Eröffnung in heiterer Atmosphäre: Rainer Ehm, Peter Ferstl, Michaela Gebhard, Mark Spoerer, Herrmann Hage, Susanne Gatzka, Roman Smolorz (v.l.).

Eröffnung in heiterer Atmosphäre: Rainer Ehm, Peter Ferstl, Michaela Gebhard, Mark Spoerer, Herrmann Hage, Susanne Gatzka, Roman Smolorz und Altbürgermeister Walter Annuß (v.l.).

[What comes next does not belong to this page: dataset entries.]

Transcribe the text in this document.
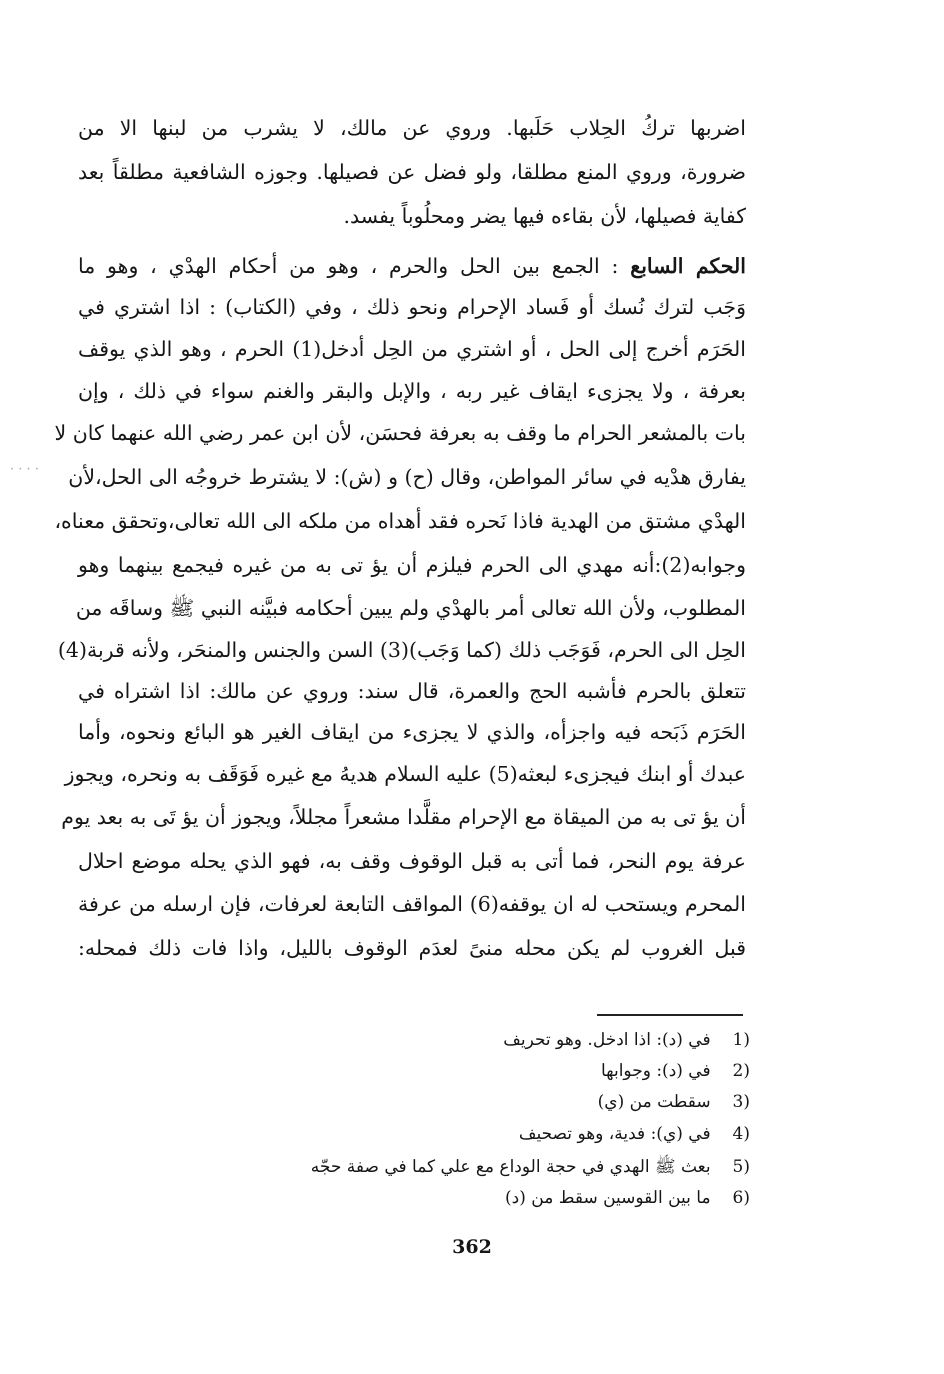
اضربها تركُ الحِلاب حَلَبها. وروي عن مالك، لا يشرب من لبنها الا من
ضرورة، وروي المنع مطلقا، ولو فضل عن فصيلها. وجوزه الشافعية مطلقاً بعد
كفاية فصيلها، لأن بقاءه فيها يضر ومحلُوباً يفسد.
الحكم السابع : الجمع بين الحل والحرم ، وهو من أحكام الهدْي ، وهو ما
وَجَب لترك نُسك أو فَساد الإحرام ونحو ذلك ، وفي (الكتاب) : اذا اشتري في
الحَرَم أخرج إلى الحل ، أو اشتري من الحِل أدخل(1) الحرم ، وهو الذي يوقف
بعرفة ، ولا يجزىء ايقاف غير ربه ، والإبل والبقر والغنم سواء في ذلك ، وإن
بات بالمشعر الحرام ما وقف به بعرفة فحسَن، لأن ابن عمر رضي الله عنهما كان لا
يفارق هدْيه في سائر المواطن، وقال (ح) و (ش): لا يشترط خروجُه الى الحل،لأن
الهدْي مشتق من الهدية فاذا نَحره فقد أهداه من ملكه الى الله تعالى،وتحقق معناه،
وجوابه(2):أنه مهدي الى الحرم فيلزم أن يؤ تى به من غيره فيجمع بينهما وهو
المطلوب، ولأن الله تعالى أمر بالهدْي ولم يبين أحكامه فبيَّنه النبي ﷺ وساقَه من
الحِل الى الحرم، فَوَجَب ذلك (كما وَجَب)(3) السن والجنس والمنحَر، ولأنه قربة(4)
تتعلق بالحرم فأشبه الحج والعمرة، قال سند: وروي عن مالك: اذا اشتراه في
الحَرَم ذَبَحه فيه واجزأه، والذي لا يجزىء من ايقاف الغير هو البائع ونحوه، وأما
عبدك أو ابنك فيجزىء لبعثه(5) عليه السلام هديهُ مع غيره فَوَقَف به ونحره، ويجوز
أن يؤ تى به من الميقاة مع الإحرام مقلَّدا مشعراً مجللاً، ويجوز أن يؤ تَى به بعد يوم
عرفة يوم النحر، فما أتى به قبل الوقوف وقف به، فهو الذي يحله موضع احلال
المحرم ويستحب له ان يوقفه(6) المواقف التابعة لعرفات، فإن ارسله من عرفة
قبل الغروب لم يكن محله منىً لعدَم الوقوف بالليل، واذا فات ذلك فمحله:
1) في (د): اذا ادخل. وهو تحريف
2) في (د): وجوابها
3) سقطت من (ي)
4) في (ي): فدية، وهو تصحيف
5) بعث ﷺ الهدي في حجة الوداع مع علي كما في صفة حجّه
6) ما بين القوسين سقط من (د)
362
· · · ·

So etwas gibt es vermutlich nur in Regensburg: Ein städtischer Referent blickt fast 30 Jahre zurück und zitiert sich selbst. Die Rede ist von Dr. Hermann Hage, der am letzten Mittwoch in der Stadtbücherei die Ausstellung „Ende und Neubeginn: Regensburg 1945 – 1949“ eröffnet hat. Sie ist Teil eines Veranstaltungsprogramms der Volkshochschule (VHS) anlässlich des 70. Jahrestags des Kriegsendes. Bereits vor knapp 30 Jahren hat Hage als Mitarbeiter der VHS das Thema „Kriegsende“ bearbeitet. Im Vorwort des Ausstellungskatalogs von 1987 bemängelte er: „Zeitgeschichtliche Dauerausstellungen und Museumskonzepte gibt es in Regensburg nicht. Entsprechende temporäre Ausstellungen sind rar“. Gegenwärtig sei dies nicht anders, so Hage am Mittwoch.

30 Jahre Fotoausstellung

Hage berichtet vom Widerstand des damaligen Oberbürgermeisters Friedrich Viehbacher (CSU) gegen die Thematisierung der Regensburger NS-Geschichte. Man tue sich aber in Sachen NS-Geschichte immer noch schwer, was sich an der zögerlichen Debatte um den ehemaligen Bürgermeister Hans Hermann (NSDAP-Mitgliedsnr. 3613732) gezeigt habe. Er hoffe aber, leicht augenzwinkernd, dass die vom Stadtrat beschlossene wissenschaftliche Bearbeitung der NS-Geschichte keine weitere 30 Jahre auf sich warten lasse. Die Aufarbeitung des NS-Regimes und der Nachkriegszeit in Regensburg müsse jetzt endlich nachhaltig gestaltet werden, so der Bildungsreferent. Der Stadtrat hat zu diesem Behufe bereits im Oktober 2014 ein 250.000 Euro schweres Forschungsprojekt beschlossen.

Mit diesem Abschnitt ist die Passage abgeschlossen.